'Negligent' Stapling of Filing Cited By Judge in Tort Action
CORRECTED: A “negligent” stapling job on a court filing that twice drew blood from a court clerk drew the attention of a New York judge, who took time to note the sloppy stapling in a ruling denying a motion for default judgment in an auto accident case.
“The poor stapling of the papers was so negligent as to inflict, and did inflict repeatedly, physical injury to the court personnel handling them,” says Supreme Court Judge Charles Markey in a written opinion that explains his ruling in Jones v. Fuentes. “Such negligence on the part of counsel shows a lack of consideration.”
Though he cited the stapling in his ruling, Markey denied a motion because the notice of motion wasn’t signed by counsel and the motion lacked a plaintiff’s affidavit detailing injuries.
The stapling caution was reported by the New York Law Journal in an article reprinted in New York Lawyer (reg. req.).
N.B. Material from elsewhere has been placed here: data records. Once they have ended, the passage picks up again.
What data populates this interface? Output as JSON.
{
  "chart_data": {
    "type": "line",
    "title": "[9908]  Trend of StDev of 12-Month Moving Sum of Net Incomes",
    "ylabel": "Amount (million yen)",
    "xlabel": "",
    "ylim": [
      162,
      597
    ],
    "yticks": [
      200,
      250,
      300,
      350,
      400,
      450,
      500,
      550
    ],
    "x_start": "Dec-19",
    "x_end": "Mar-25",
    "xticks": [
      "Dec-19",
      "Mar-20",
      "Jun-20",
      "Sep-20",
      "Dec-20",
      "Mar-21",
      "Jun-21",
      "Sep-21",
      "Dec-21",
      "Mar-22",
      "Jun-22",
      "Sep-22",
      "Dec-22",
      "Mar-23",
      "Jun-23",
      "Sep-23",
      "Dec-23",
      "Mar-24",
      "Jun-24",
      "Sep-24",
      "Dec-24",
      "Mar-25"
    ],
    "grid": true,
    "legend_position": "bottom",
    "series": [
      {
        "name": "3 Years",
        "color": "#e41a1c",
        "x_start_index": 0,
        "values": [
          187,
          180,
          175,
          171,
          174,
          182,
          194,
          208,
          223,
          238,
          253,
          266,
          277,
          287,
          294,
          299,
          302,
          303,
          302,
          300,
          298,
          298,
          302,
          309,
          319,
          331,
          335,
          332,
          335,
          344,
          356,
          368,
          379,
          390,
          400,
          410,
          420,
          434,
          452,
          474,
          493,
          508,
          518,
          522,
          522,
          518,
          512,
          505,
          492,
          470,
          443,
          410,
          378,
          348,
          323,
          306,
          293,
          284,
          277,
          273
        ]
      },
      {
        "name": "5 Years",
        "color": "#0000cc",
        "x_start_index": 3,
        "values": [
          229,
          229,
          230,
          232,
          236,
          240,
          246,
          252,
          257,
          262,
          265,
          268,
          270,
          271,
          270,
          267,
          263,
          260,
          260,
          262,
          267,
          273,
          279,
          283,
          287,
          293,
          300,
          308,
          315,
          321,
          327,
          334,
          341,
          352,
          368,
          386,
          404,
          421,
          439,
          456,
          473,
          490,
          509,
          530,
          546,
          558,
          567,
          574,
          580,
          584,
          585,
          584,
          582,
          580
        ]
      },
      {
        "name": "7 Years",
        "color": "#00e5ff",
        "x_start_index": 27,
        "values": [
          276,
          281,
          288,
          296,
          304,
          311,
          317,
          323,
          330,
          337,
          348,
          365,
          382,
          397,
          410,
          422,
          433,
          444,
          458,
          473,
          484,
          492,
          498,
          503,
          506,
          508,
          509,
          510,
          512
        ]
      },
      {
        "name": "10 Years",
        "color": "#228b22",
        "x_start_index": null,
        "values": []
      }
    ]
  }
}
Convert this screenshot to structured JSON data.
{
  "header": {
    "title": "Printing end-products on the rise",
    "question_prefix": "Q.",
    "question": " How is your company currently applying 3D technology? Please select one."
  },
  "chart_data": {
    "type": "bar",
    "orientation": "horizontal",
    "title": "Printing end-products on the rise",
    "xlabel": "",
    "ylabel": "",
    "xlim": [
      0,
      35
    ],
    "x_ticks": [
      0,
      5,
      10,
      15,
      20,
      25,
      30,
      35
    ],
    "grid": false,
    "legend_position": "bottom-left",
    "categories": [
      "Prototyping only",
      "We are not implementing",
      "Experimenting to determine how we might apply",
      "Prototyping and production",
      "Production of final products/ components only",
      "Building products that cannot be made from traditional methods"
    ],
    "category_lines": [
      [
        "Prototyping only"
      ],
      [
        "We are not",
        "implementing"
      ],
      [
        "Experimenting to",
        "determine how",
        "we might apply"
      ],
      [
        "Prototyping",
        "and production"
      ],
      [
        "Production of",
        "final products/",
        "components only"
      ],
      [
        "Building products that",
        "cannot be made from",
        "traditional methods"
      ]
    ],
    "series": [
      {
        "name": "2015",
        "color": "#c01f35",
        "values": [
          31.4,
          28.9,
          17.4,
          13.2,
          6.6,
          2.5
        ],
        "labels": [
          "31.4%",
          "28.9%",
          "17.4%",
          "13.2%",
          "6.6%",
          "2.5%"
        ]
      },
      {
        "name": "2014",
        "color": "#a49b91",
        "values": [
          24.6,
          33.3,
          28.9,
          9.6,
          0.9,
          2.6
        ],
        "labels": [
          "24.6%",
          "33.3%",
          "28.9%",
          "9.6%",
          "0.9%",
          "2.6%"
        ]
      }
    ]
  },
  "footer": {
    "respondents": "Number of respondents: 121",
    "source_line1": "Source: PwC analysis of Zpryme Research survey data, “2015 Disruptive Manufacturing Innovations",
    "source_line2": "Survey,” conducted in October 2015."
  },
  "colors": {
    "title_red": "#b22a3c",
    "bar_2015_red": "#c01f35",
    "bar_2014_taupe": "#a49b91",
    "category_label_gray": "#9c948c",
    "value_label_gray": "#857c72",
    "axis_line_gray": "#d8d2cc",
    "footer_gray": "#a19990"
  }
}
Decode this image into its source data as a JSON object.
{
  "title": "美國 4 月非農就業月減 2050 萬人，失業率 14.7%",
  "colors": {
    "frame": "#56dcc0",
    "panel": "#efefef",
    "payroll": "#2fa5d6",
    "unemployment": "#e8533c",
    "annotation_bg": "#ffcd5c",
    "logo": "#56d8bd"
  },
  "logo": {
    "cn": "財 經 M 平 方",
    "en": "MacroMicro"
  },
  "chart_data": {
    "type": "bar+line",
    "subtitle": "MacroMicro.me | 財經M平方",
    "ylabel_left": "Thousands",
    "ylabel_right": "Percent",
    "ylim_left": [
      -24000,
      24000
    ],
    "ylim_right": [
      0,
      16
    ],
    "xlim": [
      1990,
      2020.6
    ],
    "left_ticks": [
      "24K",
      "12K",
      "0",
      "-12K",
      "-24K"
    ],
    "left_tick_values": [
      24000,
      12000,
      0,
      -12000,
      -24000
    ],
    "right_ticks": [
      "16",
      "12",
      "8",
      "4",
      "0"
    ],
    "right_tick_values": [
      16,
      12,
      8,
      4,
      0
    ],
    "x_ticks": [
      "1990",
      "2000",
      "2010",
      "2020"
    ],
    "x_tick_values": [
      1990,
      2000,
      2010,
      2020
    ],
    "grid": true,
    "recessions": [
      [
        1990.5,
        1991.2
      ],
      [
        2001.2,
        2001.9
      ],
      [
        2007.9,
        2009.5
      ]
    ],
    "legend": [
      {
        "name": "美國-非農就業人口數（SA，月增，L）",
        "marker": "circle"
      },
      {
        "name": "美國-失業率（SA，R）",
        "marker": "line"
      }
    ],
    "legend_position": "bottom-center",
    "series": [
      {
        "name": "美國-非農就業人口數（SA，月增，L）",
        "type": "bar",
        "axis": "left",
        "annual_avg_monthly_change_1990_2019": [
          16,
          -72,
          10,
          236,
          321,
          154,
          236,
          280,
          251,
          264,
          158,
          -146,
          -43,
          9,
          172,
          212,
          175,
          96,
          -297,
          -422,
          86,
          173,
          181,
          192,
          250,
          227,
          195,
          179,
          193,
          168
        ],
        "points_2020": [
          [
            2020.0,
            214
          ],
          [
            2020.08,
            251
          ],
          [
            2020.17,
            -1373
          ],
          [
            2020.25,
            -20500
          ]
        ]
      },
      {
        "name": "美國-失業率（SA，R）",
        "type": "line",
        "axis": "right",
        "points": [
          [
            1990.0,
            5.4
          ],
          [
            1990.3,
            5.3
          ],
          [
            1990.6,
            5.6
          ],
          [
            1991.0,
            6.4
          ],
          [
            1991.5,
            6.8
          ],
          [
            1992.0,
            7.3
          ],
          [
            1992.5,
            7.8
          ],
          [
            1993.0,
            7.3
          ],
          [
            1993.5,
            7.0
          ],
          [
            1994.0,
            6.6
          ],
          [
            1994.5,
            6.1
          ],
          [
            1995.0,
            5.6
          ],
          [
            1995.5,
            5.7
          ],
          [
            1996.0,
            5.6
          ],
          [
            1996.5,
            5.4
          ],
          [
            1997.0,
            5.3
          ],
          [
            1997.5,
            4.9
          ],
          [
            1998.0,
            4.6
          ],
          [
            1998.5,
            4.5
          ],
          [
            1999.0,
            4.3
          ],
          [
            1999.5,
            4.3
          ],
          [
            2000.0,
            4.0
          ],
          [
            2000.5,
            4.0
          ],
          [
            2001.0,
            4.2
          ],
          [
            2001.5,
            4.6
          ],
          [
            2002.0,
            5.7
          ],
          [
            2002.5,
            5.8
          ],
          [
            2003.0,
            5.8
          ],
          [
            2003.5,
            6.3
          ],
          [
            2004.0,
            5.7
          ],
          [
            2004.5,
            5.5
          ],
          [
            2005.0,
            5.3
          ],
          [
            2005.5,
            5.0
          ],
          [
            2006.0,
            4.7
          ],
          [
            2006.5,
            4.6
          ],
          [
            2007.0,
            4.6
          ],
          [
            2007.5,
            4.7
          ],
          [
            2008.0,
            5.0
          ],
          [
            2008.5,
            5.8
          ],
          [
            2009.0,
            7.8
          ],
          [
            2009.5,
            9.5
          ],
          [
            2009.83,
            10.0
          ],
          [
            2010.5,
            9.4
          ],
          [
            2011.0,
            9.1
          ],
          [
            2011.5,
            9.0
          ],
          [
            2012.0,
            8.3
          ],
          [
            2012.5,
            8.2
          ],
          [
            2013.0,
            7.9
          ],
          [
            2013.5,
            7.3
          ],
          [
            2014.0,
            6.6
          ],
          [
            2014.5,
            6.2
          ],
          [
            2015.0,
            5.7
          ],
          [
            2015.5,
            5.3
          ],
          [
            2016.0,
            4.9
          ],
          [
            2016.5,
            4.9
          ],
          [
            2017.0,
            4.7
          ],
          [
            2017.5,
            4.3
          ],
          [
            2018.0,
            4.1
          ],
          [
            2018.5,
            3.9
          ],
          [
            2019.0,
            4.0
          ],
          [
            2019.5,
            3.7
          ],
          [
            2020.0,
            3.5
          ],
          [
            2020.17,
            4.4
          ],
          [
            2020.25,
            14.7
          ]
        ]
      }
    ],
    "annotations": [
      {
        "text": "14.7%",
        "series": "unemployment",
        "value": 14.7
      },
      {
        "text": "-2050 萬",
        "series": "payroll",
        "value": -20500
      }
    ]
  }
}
The Long Island lawyer responsible for the filing, Jeffrey Hirsch, said it was an isolated occurrence; some 5,000 other filings have not been cited for any stapling deficiency, he tells the legal publication.
Post corrected on Oct. 3 after the Journal was made aware that the New York Law Journal had corrected its original article. See Jonathan Turley’s “Decoupling the Staple Story” for more details, a letter from Judge Markey and the NY Law Journal’s correction.